Le 28 janvier 2026, l’Assemblée nationale a voté à l’unanimité la fin explicite du devoir conjugal. Derrière cette expression ancienne se trouvait une réalité très concrète, jusqu’ici, le refus de relations sexuelles au sein du mariage pouvait encore être reproché à une épouse lors d’un divorce.
Si le devoir conjugal n’a jamais été explicitement inscrit dans le Code civil, il a longtemps été déduit de l’obligation de « communauté de vie » entre époux, prévue par la loi. Dans les faits, cette interprétation a eu des effets délétères. Jusqu’à une période récente, le refus durable de relations sexuelles a pu être invoqué dans certaines procédures de divorce pour caractériser une faute, principalement à l’encontre des femmes. Ainsi, en 2025, la Cour européenne des droits de l’homme a jugé contraire aux droits fondamentaux le fait de reprocher à une Française de 69 ans l’arrêt de ses relations sexuelles avec son mari dans le cadre d’un divorce.

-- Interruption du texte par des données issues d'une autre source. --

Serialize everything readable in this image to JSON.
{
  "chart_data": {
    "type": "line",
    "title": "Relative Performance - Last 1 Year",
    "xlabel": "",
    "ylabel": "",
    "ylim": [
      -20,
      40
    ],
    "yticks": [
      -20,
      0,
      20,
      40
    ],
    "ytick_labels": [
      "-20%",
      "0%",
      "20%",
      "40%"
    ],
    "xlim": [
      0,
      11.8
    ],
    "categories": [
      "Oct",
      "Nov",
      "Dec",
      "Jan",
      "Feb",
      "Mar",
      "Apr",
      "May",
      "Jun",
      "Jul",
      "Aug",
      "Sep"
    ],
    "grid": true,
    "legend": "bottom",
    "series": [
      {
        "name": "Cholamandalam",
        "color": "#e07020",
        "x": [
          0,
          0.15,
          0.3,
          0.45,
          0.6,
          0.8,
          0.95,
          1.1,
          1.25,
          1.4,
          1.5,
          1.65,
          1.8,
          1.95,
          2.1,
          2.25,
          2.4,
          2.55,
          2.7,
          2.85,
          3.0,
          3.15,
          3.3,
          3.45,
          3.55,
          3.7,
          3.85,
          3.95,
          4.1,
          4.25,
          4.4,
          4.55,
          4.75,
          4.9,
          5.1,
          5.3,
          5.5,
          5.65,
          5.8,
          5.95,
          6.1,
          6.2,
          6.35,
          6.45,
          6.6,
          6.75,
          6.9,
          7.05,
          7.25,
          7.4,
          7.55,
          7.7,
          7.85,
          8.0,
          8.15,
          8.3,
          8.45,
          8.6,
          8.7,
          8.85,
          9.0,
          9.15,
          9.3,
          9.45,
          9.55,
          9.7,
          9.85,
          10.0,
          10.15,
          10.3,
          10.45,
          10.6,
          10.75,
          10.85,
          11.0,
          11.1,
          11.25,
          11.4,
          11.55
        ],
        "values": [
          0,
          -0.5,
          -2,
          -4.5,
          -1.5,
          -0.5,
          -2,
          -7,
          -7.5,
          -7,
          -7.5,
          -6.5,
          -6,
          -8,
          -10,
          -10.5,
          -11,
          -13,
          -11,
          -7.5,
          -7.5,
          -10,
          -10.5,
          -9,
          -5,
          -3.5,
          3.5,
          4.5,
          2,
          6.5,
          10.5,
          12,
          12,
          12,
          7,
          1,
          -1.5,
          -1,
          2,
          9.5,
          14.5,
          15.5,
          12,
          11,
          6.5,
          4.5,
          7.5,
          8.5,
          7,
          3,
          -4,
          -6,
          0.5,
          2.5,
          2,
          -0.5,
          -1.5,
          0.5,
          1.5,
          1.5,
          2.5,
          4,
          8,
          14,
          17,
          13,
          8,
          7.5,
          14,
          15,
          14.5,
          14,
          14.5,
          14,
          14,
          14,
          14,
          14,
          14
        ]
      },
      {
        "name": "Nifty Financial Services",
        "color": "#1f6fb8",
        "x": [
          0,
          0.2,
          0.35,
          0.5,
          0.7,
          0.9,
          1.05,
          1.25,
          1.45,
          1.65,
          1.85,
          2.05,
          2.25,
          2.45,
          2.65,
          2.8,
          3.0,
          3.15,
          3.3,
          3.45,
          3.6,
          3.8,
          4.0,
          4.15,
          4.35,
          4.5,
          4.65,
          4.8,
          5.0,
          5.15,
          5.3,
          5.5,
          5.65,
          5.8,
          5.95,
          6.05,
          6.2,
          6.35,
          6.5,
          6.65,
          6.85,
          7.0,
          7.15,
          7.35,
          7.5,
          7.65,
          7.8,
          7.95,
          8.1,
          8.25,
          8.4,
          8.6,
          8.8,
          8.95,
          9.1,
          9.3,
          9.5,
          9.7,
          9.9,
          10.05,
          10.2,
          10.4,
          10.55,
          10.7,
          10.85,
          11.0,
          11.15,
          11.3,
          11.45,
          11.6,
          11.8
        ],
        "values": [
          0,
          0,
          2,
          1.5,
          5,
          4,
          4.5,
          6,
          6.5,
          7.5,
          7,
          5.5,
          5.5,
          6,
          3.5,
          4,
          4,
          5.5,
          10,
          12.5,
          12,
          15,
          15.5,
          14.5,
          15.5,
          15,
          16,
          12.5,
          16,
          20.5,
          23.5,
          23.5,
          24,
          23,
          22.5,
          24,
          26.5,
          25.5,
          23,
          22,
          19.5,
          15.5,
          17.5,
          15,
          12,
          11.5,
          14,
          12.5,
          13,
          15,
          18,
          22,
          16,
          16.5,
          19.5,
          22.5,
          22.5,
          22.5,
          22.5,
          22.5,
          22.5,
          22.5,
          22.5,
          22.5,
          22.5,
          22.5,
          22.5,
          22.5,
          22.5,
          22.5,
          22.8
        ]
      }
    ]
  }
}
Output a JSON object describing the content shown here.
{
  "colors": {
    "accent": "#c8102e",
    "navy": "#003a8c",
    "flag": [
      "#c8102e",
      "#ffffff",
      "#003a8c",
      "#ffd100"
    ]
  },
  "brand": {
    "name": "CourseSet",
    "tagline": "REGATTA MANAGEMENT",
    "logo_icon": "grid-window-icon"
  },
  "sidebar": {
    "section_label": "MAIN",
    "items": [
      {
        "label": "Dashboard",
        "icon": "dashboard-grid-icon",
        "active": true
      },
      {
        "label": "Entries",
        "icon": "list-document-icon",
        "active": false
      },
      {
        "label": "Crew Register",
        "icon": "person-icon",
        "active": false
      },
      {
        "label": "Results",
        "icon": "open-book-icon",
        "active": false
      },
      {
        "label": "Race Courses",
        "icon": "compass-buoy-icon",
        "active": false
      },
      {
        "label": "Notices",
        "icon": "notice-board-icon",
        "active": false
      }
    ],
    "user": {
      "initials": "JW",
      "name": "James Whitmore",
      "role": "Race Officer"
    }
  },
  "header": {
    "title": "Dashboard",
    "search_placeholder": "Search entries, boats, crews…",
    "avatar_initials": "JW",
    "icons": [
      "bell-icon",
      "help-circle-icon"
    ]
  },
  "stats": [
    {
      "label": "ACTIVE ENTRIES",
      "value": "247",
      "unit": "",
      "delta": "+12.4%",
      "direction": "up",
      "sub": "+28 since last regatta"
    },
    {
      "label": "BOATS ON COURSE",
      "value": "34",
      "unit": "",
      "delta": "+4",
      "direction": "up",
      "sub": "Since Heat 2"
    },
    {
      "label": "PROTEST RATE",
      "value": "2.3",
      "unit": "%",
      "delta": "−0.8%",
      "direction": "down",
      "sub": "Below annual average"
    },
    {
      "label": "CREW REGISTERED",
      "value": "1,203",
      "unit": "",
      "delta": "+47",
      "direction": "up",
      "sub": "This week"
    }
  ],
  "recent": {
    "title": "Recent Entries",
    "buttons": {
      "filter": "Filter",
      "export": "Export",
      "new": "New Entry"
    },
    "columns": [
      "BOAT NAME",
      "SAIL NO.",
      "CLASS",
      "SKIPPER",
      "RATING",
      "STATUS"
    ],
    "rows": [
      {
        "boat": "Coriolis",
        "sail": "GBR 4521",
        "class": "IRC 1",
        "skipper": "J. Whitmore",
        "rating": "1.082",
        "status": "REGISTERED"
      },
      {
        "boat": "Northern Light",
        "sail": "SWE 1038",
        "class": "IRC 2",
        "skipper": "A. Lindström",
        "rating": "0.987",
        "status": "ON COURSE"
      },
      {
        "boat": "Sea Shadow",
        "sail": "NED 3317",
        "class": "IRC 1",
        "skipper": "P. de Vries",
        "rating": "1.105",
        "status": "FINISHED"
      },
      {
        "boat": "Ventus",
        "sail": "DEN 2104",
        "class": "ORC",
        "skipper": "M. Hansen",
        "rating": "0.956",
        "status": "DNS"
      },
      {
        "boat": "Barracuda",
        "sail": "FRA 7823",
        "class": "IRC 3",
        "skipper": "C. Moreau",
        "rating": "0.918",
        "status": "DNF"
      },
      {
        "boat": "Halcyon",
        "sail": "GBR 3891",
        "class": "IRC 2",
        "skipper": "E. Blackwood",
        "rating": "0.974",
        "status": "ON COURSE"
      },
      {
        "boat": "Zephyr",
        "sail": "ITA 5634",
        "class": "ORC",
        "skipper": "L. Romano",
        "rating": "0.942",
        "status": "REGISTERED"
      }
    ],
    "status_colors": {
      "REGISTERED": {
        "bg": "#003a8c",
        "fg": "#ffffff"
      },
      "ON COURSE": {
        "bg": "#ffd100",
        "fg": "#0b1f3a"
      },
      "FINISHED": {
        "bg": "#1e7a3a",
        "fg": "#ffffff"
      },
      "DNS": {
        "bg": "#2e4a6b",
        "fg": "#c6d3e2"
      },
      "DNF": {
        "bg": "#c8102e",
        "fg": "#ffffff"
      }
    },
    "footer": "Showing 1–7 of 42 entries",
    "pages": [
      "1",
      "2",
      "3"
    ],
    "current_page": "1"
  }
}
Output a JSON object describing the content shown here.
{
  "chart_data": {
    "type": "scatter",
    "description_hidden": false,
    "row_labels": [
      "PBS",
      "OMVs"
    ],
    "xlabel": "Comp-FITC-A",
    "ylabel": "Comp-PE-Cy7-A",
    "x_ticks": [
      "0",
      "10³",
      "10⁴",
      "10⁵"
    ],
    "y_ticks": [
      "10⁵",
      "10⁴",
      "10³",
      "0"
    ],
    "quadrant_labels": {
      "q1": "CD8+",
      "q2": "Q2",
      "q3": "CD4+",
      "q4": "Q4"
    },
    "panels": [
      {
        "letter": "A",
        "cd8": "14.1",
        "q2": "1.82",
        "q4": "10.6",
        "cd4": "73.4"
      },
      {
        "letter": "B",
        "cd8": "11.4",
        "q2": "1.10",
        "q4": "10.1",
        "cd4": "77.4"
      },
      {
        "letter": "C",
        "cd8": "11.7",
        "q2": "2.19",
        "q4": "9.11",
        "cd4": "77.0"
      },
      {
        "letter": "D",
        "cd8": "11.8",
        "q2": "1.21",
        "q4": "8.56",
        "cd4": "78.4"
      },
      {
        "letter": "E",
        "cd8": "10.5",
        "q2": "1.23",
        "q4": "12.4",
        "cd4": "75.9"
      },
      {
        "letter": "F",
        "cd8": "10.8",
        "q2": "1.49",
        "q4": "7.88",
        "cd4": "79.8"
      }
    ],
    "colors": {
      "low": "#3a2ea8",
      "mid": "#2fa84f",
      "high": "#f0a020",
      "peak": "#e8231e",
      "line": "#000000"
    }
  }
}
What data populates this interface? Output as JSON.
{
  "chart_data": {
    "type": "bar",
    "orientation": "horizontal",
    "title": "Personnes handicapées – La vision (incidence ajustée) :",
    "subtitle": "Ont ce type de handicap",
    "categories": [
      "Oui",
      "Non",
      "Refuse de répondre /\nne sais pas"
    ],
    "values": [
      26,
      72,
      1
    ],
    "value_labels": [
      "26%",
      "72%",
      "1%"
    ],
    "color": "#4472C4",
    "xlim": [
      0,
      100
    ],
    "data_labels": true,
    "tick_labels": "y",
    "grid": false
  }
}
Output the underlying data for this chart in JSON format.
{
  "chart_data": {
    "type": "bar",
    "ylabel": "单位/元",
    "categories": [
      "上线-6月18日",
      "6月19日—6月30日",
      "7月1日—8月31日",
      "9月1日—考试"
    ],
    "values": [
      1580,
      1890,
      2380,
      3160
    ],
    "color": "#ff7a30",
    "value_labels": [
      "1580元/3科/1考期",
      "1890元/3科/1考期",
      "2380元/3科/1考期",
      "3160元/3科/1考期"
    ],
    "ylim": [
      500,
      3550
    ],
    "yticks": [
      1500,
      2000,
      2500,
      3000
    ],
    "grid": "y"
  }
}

C’est pour mettre fin à cette possibilité que les rapporteurs du projet, les député.es Paul Christophe et Marie-Charlotte Garin ont souhaité inscrire explicitement dans la loi l’absence d’obligation sexuelle liée au mariage, vestige d’un devoir de procréation hérité du droit canonique. La loi modifie l’article 215 du Code civil afin de préciser que la communauté de vie « n’implique aucune obligation d’avoir des relations sexuelles ». Elle exclut explicitement la possibilité de qualifier le refus de relations sexuelles de manquement aux obligations du mariage. Adopté à l’unanimité, le texte a été soutenu par l’ensemble des groupes politiques. Les députés ont mis en avant la nécessité de réaffirmer un principe clair, le consentement ne se présume pas, y compris au sein du couple marié.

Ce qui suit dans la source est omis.